Г-жа Вебер-Хирьякова. г. г. Бранд, Войцеховский, Домбровский и Гомолицкий не преминули на собрании привести имена Мережковского, Шмелева, Ремизова, Лукаша, Алданова и др., в произведениях которых есть всё то, и даже гораздо больше, чего доискиваются читатели, их признающие, но не читающие.
В творениях этих писателей есть самое существенное: художественная правда. Они не удовлетворяют лишь тех, кто требует от них предвосхищения непредвосхитимого: государственных планов будущего строительства России, будущих географических карт и иных пророчеств. Но лишь кривомыслие может на этом основании отказать им в продуманных убеждениях и в горячем чувстве.
Мы должны, наконец, признать, что наша сила не в политике, что наш нравственный авторитет — наша литература, искусство, наши культурные традиции.
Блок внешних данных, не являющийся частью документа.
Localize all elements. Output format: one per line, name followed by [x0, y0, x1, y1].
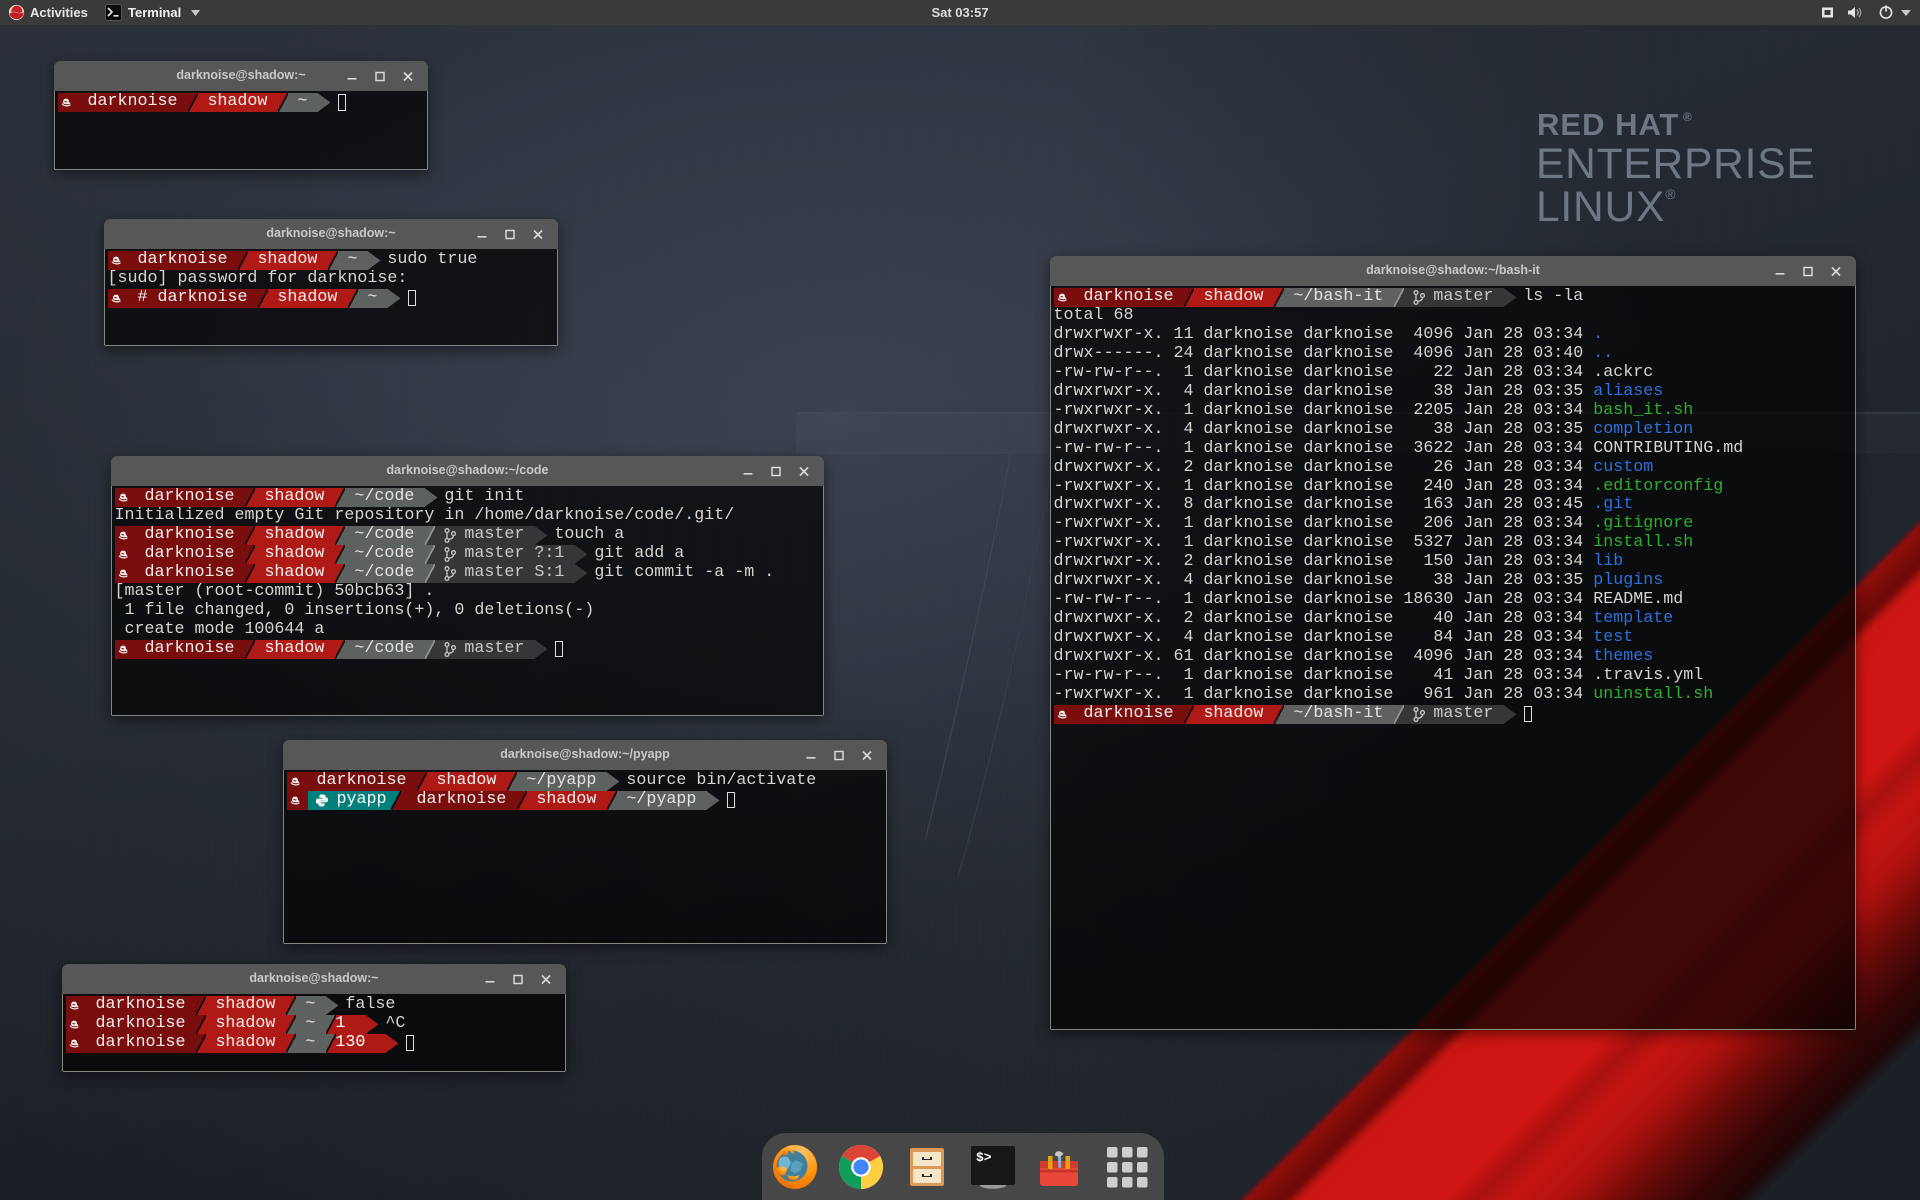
svg-text:$>: $> [976, 1150, 992, 1165]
Только это в связи с нашей бедностью и честностью мы можем противопоставить большевикам. Только это… Но это немало.
Если не сейчас, то в будущем, когда грубое насилие должно будет уступить силе убеждения, наша бедность, я в это верую, победит их эфемерные богатства.
Что же нам делать?
Изучать русскую историю, русскую литературу, русский язык.
Большинство из нас говорит на невозможном русском, вернее даже нерусском наречии. Наш разговор насыщен германизмами, галлицизмами, полонизмами и прочими варваризмами.
С этим смешением языков у себя мы должны бороться.
Молодежь всегда должна рассчитывать на содействие старших поколений, проведших молодость свою на родине и глубоко и неиссякаемо впитавших в себя основные черты русского духа и быта.